Wie uns die dieswöchentliche Sidra lehrt (Num. 13, 16), änderte Moses den Namen von Hoschea bin Nun in Jehoschua um. Der Talmud (Sota 34b) führt aus, dass er mit dieser Namensänderung das Gebet aussprach: "Möge G-tt dich vor den Ratschlägen der Kundschafter bewahren." Nachdem diese Kundschafter alle zur Zeit ihrer Ernennung rechtschaffen waren (anderenfalls hätte Moses sie nicht zu ihrer Aufgabe bestimmt), was war dann der Grund für sein Gebet? Oder auch umgekehrt: Hätte Moses befürchtet, dass die Kundschafter, trotz ihrer Rechtschaffenheit, sich vielleicht etwas zuschulden kommen lassen könnten, warum betete er dann für Jehoschua allein?

Der Talmud (Schabbat 105b) führt aus: "Dies ist die Arbeitsweise des Jezer Hara (des bösen Triebes): Heute sagt er, tue dies, und am nächsten Tag, tue jenes, bis er schließlich sagt, bete Götzen an." Auf diese Weise – so erklärt der Talmud – kann es vorkommen, dass auch ein Jude schließlich ein Gebot G-ttes übertreten mag.

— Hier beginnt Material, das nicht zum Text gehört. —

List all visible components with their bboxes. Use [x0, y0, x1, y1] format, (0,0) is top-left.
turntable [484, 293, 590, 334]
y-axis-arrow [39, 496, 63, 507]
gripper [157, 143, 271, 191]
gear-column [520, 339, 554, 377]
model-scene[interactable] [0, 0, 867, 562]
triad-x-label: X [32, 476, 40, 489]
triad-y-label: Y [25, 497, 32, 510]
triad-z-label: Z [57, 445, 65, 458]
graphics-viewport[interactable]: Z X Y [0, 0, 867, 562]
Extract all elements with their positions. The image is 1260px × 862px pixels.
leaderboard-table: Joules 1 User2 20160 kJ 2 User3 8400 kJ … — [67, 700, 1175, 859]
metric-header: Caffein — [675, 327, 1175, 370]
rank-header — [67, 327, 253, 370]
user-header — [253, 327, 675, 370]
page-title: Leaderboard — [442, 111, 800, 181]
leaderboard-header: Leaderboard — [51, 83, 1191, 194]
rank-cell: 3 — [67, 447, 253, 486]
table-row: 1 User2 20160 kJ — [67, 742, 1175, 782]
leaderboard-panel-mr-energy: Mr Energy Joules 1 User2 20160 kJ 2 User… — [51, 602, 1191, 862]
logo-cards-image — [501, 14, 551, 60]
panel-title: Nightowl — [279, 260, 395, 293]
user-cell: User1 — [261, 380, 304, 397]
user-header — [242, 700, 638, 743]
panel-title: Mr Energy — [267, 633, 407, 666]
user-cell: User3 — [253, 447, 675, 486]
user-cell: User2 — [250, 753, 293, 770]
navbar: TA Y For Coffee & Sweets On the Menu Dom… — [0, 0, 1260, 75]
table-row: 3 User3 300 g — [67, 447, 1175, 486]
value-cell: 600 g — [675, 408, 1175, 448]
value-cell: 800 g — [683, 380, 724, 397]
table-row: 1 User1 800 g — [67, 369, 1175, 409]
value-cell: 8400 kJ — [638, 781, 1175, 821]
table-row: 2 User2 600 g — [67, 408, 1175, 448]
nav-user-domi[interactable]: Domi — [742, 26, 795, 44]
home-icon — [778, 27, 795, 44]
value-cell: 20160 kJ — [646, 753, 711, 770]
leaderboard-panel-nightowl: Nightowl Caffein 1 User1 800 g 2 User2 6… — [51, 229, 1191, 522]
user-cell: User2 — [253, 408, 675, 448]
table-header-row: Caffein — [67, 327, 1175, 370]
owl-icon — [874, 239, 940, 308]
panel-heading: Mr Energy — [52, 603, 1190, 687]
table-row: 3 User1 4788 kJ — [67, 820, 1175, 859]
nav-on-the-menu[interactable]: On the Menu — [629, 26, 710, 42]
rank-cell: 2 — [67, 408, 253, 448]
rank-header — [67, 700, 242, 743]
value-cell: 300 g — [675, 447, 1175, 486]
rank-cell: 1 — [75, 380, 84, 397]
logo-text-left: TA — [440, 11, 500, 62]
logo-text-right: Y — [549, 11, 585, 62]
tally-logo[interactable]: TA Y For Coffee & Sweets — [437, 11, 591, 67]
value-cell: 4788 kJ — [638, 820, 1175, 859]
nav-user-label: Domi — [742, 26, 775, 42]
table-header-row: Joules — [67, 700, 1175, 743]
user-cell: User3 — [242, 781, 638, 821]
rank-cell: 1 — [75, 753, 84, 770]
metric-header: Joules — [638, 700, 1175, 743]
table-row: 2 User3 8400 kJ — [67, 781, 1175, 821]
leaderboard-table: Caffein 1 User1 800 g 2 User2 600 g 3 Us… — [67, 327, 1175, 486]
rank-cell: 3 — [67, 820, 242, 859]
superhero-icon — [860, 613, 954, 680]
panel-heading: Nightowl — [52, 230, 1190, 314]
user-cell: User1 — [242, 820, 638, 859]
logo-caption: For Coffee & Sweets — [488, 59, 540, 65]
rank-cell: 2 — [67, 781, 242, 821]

Die List des Jezer Hara besteht darin, dass er jemanden nicht mit einem Schlage und auf einmal verführt, sondern es allmählich, Schritt für Schritt, tut.

Außerdem gibt es bei der Ausführung der Mizwot den Begriff "Hiddur Mizwa" – d.h. die "Ausschmückung" einer Mizwa. Wie der Talmud weiterhin feststellt, kann es vorkommen, dass jemand eine Mizwa ausgeführt hat und dabei dennoch seiner Verpflichtung nicht nachgekommen ist. Zuerst sucht der Jezer Hara einen zu überreden, dass man die Mizwa nicht mit "Hiddu" zu tun braucht, dass es auch ausreiche, ihr nur einigermaßen gerecht zu werden. Später sucht er dahingehend zu überreden, dass es schon genüge, die Mizwa nur wie eine Art Notbehelf auszuüben; und schließlich kommt es so weit, dass er einem einredet, sie überhaupt nicht zu erfüllen oder etwas Böses zu tun.

Wenn das Gesagte für jedes Gebot Gültigkeit besitzt, so gilt es ganz besonders für die Mizwa von "Ahawat Jisrael", der Liebe zum Nebenmenschen, die – so erklärt der Talmud Jeruschalmi (Nedarim 9, 4) – die Grundlage aller Gebote ist. Deshalb würde ein Nachlassen von "Ahawat Jisrael" dem Jezer Hara sofort einen Angriffspunkt verschaffen, um schließlich darauf abzuzielen, G-tt behüte das Gegenteil von "Ahawat Jisrael" zu erreichen. In diesem Sinne gab ja auch Hillel (Talmud, Schabbat 31a) dem fragenden Heiden zur Antwort: Angefangen mit "Ahawat Jisrael" kann man, darauf aufbauend, die ganze Lehre und ihre Wahrheit erkennen.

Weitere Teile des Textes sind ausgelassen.